The decree was announced by Interior and National Administration Cabinet Secretary Kipchumba Murkomen in Kenya Gazette Supplement No. 157, published on September 19, 2025, under the Prevention of Terrorism Act.
The order criminalizes membership, financing, association, or propaganda in support of the two groups.
Al-Islah, which operates through factions known as Dam Jadiid (New Blood) and Dam Qadiim (Old Blood), has already been banned in most Arab countries, though it continues to wield influence in Qatar and Turkey.
In Somalia, the group holds considerable sway, with strong networks across government institutions, businesses, universities, and private companies.
Somali President Hassan Sheikh Mohamud, Prime Minister Hamza Abdi Barre, and several cabinet ministers are known to have ties to Al-Islah — a designation that now risks straining relations between Nairobi and Mogadishu.
While neither the Muslim Brotherhood nor Hizb ut-Tahrir has carried out major attacks in Kenya, intelligence agencies have long flagged them for radicalization, clandestine recruitment, and links to global terror networks.

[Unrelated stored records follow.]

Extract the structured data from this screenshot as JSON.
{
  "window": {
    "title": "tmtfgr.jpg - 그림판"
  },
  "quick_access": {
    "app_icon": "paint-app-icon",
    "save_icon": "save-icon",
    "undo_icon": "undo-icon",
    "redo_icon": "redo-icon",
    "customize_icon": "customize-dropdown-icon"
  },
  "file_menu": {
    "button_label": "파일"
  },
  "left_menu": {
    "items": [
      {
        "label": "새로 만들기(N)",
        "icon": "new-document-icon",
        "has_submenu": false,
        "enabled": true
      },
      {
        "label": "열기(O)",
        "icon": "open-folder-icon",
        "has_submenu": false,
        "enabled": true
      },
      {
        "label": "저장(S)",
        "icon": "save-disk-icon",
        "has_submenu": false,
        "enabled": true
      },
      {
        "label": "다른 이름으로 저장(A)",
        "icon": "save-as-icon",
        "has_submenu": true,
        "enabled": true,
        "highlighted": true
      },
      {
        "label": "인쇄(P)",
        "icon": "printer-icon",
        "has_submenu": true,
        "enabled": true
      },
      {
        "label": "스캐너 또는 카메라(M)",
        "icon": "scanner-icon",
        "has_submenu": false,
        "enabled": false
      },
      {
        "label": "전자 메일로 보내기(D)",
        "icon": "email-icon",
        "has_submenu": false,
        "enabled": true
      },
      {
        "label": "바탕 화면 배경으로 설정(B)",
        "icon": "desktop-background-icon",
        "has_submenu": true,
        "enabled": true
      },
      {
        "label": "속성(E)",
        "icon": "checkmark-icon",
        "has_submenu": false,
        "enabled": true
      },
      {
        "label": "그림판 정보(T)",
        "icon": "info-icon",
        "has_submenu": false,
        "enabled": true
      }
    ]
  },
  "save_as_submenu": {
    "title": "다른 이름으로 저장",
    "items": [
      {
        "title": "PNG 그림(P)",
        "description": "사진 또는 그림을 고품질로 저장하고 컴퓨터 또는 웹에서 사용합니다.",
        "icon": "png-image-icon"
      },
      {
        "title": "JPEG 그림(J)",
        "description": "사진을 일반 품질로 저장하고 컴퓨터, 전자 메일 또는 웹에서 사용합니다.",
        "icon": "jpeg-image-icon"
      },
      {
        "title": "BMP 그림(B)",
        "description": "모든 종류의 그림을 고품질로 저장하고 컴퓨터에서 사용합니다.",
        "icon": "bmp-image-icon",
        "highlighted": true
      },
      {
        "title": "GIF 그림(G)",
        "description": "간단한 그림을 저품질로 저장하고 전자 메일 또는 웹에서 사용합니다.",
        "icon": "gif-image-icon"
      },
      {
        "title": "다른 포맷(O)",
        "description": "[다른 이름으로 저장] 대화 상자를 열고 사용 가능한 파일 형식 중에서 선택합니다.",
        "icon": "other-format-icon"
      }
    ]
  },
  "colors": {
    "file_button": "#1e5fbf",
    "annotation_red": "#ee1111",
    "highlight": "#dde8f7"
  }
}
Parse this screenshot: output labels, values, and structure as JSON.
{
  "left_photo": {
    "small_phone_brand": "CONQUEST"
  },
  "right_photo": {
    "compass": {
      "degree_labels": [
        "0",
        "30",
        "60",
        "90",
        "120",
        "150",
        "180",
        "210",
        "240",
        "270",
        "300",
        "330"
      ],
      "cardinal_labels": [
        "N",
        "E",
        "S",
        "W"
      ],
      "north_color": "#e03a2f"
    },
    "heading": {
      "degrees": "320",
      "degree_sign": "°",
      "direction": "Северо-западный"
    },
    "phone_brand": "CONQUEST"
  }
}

Kenya is the first East African country to outlaw the Brotherhood, joining nations such as Egypt, Saudi Arabia, the UAE, Bahrain, and Russia, which have already blacklisted it.
Founded in Egypt in 1928, the Brotherhood is widely regarded as the ideological fountainhead of modern political Islam.
Kenya’s decision comes amid persistent insecurity linked to Somalia’s al-Qaeda affiliate Al-Shabaab, blamed for deadly attacks including the 2013 Westgate Mall siege, the 2015 Garissa University massacre, and the 2019 DusitD2 hotel bombing.
Officials say the ban strengthens Kenya’s counterterrorism framework, giving security agencies wider powers to disrupt extremist networks.
It also underscores the country’s role as a frontline state in the global fight against terrorism.